ABSTRACT

Much of the effort to eliminate price regulation during the past several decades in the United States has involved more or less complete deregulation throughout the entire sector. Electricity is an exception. Policymakers are opening power markets to competition, but local distribution and long-distance transmission are unlikely to be deregulated anytime soon.

Electricity is not the first deregulated industry to be split into regulated and competitive sectors. The telecommunications industry has seen a transformation from one in which regulation set all prices into one in which markets for telephone equipment and long-distance service have been opened while local telephone service has (until very recently) been treated as a regulated monopoly.
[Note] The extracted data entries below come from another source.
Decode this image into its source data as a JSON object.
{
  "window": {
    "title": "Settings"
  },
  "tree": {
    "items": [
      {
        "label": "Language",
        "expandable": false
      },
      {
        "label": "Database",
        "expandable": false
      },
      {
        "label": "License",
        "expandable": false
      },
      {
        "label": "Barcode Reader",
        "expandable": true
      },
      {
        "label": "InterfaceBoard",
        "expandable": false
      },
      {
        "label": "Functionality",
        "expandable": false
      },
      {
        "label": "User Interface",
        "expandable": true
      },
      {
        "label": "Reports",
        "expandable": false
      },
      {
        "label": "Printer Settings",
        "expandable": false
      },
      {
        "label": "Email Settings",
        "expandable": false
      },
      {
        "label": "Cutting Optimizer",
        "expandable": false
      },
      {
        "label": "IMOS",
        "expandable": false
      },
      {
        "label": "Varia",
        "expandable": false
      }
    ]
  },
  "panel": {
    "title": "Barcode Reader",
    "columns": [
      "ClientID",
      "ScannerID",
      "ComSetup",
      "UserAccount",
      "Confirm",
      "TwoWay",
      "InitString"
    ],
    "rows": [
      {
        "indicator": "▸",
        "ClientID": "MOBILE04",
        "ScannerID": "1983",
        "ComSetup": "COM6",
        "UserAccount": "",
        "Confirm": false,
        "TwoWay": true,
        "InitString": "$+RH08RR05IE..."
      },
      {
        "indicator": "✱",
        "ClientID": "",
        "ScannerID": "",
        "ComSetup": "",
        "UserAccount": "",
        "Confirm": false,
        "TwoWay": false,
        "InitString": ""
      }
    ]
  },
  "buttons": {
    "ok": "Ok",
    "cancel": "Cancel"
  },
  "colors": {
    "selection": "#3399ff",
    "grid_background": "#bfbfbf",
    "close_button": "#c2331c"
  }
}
Experience with that sector provided the lesson that letting the regulated monopoly continue to operate in competitive markets could subvert competition in a number of ways. The regulated firm might put one firm ahead of others in the queue for getting access to the regulated service or have the customers of its regulated services bear the costs of its competitive ventures.

These concerns led in 1984 to the draconian solution of keeping most regulated local telephone companies out of the long-distance business, a restriction only slowly changing since the Telecommunications Act of 1996. In electricity, state and federal policymakers must wrestle with a similar decision: Should regulated wire monopolies be prevented from owning generation facilities? Can other operational institutions and rules ensure that transmission and distribution monopolies promote competition without forcing utilities to divest all of their generators? The widespread use of the term restructuring to describe the introduction of power competition into the electricity industry illustrates just how fundamental these concerns are.